Stories of Standards is sponsored by ListenUp – If you love music, you’ll love ListenUp.

“Straighten Up and Fly Right” was written in 1943 by Nat “King” Cole and Irving Mills and was the King Cole Trio’s most popular single, reaching number one on the Harlem Hit Parade for ten consecutive weeks and was based on a traditional folk tale that Cole’s father used as a theme for one of his sermons. The Andrews Sisters version reached number eight on the charts in 1944 and was featured in the 2010 video game “Mafia II” as one of the in-game radio songs. Used in the 1995 drama “The Tuskegee Airmen”, the title was quoted by the pilots going into battle.

Nathaniel Adams Coles, known as Nat “King” Cole (Mar 17, 1919 – Feb 15, 1965), recorded over one hundred songs that became hits on the pop charts. After his NBC variety show, the first national television show to have a black host, was cancelled for lack of sponsorship, Cole said, “Madison Avenue is afraid of the dark.” Cole was a Freemason, raised in January 1944 in the Thomas Waller Lodge No. 49 in California, named for fellow Prince Hall mason and jazz musician “Fats” Waller. In 1948 Cole bought a house in the all-white Hancock Park neighborhood of Los Angeles; the Ku Klux Klan placed a burning cross on his front lawn. Castigated by the NAACP for playing at venues with all-white audiences, he was assaulted on stage in 1956 by a group of white supremacists belonging to the North Alabama Citizens Council during a concert in Birmingham, Alabama, which injured his back and stopped the performance.

Born in Montgomery, Alabama, Cole was inducted into the Alabama Music Hall of Fame and the Alabama Jazz Hall of Fame; he was awarded the Grammy Lifetime Achievement Award in 1990 and inducted into the Down Beat Jazz Hall of Fame in 1997 and the Hit Parade Hall of Fame in 2007, the Rock and Roll Hall of Fame in 2000 and the Latin Songwriters Hall of Fame in 2013. He recorded more than 150 singles while at Capitol Records and his recordings sold 50 million copies during his career. Cole was a Freemason, raised in January 1944 in the Thomas Waller Lodge No. 49 in California, named for fellow Prince Hall mason and jazz musician “Fats” Waller.  A heavy smoker for much of his life, he had started to experience health problems, loss of weight and back problems, in September 1964 and collapsed from pain after performing at the Sands Hotel in Las Vegas. In December friends managed to persuade him to seek medical advice. He was then found to have an advanced stage of lung cancer and was expected to have only months to live. Against his doctors’ advice he recorded another album, “L-O-V-E”. He vowed that if he recovered he would go on television and urge people to stop smoking.

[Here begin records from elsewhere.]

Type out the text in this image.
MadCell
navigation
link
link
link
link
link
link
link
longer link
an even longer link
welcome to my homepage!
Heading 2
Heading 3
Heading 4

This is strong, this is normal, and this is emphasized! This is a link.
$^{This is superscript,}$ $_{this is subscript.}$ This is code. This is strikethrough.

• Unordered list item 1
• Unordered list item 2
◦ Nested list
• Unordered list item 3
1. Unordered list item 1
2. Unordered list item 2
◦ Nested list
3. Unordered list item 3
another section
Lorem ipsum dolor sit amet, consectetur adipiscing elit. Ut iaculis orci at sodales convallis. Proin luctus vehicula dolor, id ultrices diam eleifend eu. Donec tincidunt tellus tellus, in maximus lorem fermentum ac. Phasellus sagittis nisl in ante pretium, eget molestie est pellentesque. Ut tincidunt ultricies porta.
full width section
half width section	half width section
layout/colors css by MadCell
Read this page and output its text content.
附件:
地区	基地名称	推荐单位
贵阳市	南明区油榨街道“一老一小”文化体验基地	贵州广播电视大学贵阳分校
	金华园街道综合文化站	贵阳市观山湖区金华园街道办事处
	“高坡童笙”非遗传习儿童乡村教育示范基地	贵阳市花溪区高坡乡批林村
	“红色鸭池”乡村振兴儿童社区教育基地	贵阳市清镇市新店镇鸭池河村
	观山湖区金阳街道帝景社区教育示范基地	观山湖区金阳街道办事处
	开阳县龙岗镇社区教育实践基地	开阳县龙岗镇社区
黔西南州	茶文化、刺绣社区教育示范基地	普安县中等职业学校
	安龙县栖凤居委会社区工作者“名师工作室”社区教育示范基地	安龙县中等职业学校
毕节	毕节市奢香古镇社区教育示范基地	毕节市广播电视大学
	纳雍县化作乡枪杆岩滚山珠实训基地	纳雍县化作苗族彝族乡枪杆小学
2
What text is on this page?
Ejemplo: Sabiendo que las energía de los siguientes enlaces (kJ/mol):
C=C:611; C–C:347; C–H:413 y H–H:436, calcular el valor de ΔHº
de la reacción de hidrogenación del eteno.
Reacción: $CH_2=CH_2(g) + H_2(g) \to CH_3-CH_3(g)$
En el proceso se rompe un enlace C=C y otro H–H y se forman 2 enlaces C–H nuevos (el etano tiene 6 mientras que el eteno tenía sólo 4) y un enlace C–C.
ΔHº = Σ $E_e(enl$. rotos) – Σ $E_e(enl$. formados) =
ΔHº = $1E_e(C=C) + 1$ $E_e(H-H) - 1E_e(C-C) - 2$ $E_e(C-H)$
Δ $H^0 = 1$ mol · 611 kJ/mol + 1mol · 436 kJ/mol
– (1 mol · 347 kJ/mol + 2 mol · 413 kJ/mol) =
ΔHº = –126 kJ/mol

Irving Mills (Jan 16, 1894 – Apr 21, 1985) a was a music publisher, musician, lyricist, and jazz artist promoter who was born either in Odessa, Ukraine or in the Lower East Side of Manhattan, New York. Irving and his brother Jacob (“Jack”) were noted for discovering a number of great songwriters, including Zez Confrey, Sammy Fain, Harry Barris, Gene Austin, Hoagy Carmichael, Jimmy McHugh, and Dorothy Fields. He greatly advanced and was known for starting the careers of Cab Calloway, Duke Ellington, Ben Pollack, Jack Teagarden, Benny Goodman, Will Hudson, Raymond Scott and many others. Consequently, his name was attached to far more songs he is thought to have composed or helped compose. He produced the film “Stormy Weather” in 1943, which starred Lena Horne, Cab Calloway, Zutty Singleton, and Fats Waller and the dancers the Nicholas Brothers and Bill “Bojangles” Robinson.